The Manitoba Metis Federation (MMF) today announced they have great concerns about the potential for devastating impacts on Metis harvesting by the Ruttan mine reclamation project currently underway near Leaf Rapids Manitoba.

October 15, 2013

WINNIPEG, MB - The Manitoba Metis Federation Government today announced they are focusing their attention on the impacts of the Ruttan mine reclaimation project currently underway near Leaf Rapids Manitoba.

The mine closed  in 2002 due to depressed mineral markets and record low commodity prices. The tailings and the remaining ore in the open pit produce acid when exposed to oxygen, and must thus be contained to prevent damage to surrounding watersheds and ecosystems.

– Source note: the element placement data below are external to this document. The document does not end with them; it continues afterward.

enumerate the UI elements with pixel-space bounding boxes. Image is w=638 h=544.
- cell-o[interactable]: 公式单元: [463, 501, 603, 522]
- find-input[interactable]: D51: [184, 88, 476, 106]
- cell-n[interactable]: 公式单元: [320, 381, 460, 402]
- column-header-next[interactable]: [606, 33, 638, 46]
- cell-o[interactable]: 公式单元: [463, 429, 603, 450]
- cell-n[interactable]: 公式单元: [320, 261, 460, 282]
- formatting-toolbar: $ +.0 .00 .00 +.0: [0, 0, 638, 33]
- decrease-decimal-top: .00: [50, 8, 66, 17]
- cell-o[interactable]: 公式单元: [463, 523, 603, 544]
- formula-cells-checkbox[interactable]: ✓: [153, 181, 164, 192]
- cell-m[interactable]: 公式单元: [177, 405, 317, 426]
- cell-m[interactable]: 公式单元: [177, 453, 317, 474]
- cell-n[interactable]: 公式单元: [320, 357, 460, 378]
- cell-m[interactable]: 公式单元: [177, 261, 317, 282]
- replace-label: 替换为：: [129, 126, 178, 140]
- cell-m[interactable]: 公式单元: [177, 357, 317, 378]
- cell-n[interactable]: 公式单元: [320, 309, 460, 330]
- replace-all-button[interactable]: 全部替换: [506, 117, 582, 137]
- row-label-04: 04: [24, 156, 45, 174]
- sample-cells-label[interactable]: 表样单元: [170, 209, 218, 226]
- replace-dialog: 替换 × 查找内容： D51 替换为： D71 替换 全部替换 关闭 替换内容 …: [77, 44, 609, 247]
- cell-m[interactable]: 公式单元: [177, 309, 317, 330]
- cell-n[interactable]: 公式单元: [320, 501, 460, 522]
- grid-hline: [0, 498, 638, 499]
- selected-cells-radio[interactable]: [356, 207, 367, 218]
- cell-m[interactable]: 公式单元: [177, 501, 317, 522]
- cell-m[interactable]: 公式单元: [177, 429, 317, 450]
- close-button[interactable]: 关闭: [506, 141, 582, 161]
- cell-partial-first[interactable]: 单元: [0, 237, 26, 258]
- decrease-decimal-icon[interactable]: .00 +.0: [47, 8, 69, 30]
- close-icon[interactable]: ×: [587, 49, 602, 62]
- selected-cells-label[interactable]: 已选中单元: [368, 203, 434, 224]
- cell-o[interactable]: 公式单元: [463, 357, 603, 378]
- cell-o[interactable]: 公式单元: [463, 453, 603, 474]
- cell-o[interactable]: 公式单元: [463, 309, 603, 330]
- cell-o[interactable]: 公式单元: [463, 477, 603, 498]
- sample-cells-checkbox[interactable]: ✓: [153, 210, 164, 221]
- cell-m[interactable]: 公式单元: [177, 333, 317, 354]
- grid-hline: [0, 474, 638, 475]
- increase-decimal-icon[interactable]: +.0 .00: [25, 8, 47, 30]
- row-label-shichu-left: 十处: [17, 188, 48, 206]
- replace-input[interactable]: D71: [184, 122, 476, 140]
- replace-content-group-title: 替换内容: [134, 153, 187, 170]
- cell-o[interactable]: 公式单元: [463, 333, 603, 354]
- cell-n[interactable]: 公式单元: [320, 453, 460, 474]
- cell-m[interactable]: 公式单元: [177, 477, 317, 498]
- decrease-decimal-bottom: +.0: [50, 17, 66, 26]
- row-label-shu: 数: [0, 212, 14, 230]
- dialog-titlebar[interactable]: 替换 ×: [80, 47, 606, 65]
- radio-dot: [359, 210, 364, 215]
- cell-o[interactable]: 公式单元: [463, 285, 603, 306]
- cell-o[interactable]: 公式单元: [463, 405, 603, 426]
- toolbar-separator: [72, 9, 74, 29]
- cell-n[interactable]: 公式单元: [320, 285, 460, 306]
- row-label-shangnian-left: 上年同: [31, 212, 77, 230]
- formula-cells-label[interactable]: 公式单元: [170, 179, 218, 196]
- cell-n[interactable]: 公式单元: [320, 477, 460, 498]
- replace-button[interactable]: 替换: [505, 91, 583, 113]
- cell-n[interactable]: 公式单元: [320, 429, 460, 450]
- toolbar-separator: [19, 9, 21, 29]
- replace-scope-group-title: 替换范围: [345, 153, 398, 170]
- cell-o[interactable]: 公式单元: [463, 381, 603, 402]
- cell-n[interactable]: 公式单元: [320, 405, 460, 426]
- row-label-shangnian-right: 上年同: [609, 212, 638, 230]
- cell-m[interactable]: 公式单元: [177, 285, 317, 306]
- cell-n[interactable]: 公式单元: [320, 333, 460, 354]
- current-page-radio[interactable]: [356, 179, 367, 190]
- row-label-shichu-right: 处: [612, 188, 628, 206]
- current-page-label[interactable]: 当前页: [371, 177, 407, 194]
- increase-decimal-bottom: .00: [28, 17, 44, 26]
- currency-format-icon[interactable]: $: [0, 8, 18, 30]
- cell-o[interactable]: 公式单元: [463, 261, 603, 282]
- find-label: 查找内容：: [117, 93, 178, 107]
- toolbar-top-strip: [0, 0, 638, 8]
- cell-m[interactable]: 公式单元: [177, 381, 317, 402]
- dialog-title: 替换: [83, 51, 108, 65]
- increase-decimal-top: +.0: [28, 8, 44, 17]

HudBay spent approximately $14 million to contain the tailings and contaminated water on site.

HudBay estimated that it would be approximately 35 years before the open pit would completely fill with run-off water and the site would need further remediation, although in 2008/2009, the Province was notified by the Town of Leaf Rapids that the pit was already dangerously full and remediation needed to begin immediately.

According the MMF Minister Environment and Mining, Edward Charrier, there is tremendous potential for negative impact on current Metis hunting, harvesting and cultural activities, should these problems persist and escalate.

The construction company that is currently is approximately 1 year behind in the outlined tender work and more importantly, an impending threat during this year’s spring thaw of the Ruttan open pit water overflowing into neighbouring Ruttan Lake, contaminating the lake further, threatening ecosystems that Metis and Aboriginal harvesters depend on, and necessitating greater and more expensive reclamation work. The Province would then need to treat the water in Ruttan Lake in addition to the water in the open pit.

It also appears, that the Province is not holding them accountable to their timeline. The construction crew have been contaminating the Town of Lead Rapids by tracking acidic tailings into town on their trucks and boots.